In the natural world, small animals frequently latch onto larger beings and “hitch a ride” to conserve energy while traversing great distances.
A study recently published in the journal Current Biology reveals that minuscule Caenorhabditis elegans worms have the capacity to utilize electric fields to “leap” across Petri dishes or onto insects. This capability enables them to glide in the air and attach themselves, for example, onto naturally charged bumblebee chauffeurs.
“Pollinators, such as insects and hummingbirds, are known to be electrically charged, and it is believed that pollen is attracted by the electric field formed by the pollinator and the plant,” says Takuma Sugi, a biophysics professor at Hiroshima University and co-senior author on the study. “However, it was not completely clear whether electric fields are utilized for interactions between different terrestrial animals.”
A worm jumps onto a bumblebee along an electrical field. Credit: Current Biology/Chiba et al.
The researchers first began investigating this project when they noticed that the worms they cultivated often ended up on the lids of Petri dishes, opposite to the agar they were placed on. When the team attached a camera to observe this behavior, they found that it was not just because worms were climbing up the walls of the dish. Instead, they were leaping from the floor of the plate to the ceiling.
Suspecting travel by electric field, the researchers placed worms on a glass electrode and found that they only leaped to another electrode once charge was applied. Worms jumped at an average speed of .86 meters per second (close to a human’s walking speed), which increased with electric field intensity.
Next, the researchers rubbed flower pollen on a bumblebee so that it could exhibit a natural electric charge. Once close to these bees, worms stood on their tails, then jumped aboard. Some worms even piled on top of each other and jumped in a single column, transferring 80 worms at once across the gap.
A cluster of worms leap together.
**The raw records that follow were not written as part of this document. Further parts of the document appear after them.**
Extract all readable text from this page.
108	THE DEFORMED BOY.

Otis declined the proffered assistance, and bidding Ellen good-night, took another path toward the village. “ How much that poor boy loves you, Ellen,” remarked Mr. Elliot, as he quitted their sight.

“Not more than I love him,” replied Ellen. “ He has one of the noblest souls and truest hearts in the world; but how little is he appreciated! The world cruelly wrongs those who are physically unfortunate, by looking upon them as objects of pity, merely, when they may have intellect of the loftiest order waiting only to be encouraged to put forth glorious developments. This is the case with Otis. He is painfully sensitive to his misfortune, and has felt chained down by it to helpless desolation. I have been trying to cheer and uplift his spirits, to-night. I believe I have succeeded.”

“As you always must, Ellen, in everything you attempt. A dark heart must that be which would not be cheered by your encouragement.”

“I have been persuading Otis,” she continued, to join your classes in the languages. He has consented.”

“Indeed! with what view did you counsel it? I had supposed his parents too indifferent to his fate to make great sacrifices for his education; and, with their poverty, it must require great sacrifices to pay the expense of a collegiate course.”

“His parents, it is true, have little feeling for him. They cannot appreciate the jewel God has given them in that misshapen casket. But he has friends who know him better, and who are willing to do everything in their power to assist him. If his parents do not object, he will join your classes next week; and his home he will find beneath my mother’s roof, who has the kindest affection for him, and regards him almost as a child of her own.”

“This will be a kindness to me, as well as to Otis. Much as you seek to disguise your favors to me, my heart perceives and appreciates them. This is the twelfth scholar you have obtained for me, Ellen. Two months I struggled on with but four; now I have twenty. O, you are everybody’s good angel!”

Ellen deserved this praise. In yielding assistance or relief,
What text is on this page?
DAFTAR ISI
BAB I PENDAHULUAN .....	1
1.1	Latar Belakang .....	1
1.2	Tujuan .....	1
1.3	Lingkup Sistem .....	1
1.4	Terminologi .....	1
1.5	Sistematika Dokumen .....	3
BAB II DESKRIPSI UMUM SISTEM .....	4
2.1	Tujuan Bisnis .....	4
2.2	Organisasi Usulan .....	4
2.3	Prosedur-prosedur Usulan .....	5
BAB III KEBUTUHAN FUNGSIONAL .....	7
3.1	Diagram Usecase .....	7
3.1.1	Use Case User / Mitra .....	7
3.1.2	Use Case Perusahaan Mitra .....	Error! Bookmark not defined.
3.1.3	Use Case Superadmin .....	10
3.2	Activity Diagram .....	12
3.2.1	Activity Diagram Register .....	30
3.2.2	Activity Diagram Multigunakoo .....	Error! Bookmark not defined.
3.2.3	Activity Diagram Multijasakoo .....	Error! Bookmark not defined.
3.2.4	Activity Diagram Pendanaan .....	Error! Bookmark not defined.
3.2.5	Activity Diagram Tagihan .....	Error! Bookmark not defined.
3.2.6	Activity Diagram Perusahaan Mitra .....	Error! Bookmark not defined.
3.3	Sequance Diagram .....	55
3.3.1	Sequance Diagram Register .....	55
Credit: Current Biology/Chiba et al.
“Worms stand on their tail to reduce the surface energy between their body and the substrate, thus making it easier for themselves to attach to other passing objects,” Sugi says. “In a column, one worm lifts multiple worms, and this worm takes off to transfer across the electric field while carrying all the column worms.”
C. elegans is known to attach to bugs and snails for a ride, but because these animals don’t carry electric fields well, they must make direct contact to do so. C. elegans is also known to jump on winged insects, but it was not clear how the worms were traversing such a significant distance for their microscopic size.
This research makes the connection that winged insects naturally accumulate charge as they fly, producing an electric field that C. elegans can travel along.
It’s unclear exactly how C. elegans performs this behavior. The worms’ genetics might play a role. Researchers observed jumping in other worm species closely related to C. elegans, and they noted that mutants who are unable to sense electric fields jump less than their normal counterparts.
However, more work is needed to determine exactly what genes are involved in making these jumps and whether other microorganisms can use electricity to jump as well.
Reference: “Caenorhabditis elegans transfers across a gap under an electric field as dispersal behavior” by Takuya Chiba, Etsuko Okumura, Yukinori Nishigami, Toshiyuki Nakagaki, Takuma Sugi and Katsuhiko Sato, 21 June 2023, Current Biology.
DOI: 10.1016/j.cub.2023.05.042
The study was funded by the Office for the Promotion of Nanotechnology Collaborative Research, the Japan Science Society, the Consortium Office for the Fostering of Researchers in Future Generations, Hokkaido University, the JSPS Core-to-Core Program, the Research Program of Five-star Alliance in NJRC Mater. & Dev, the Japan Society for the Promotion of Sciences, and the Japan Agency for Medical Research and Development.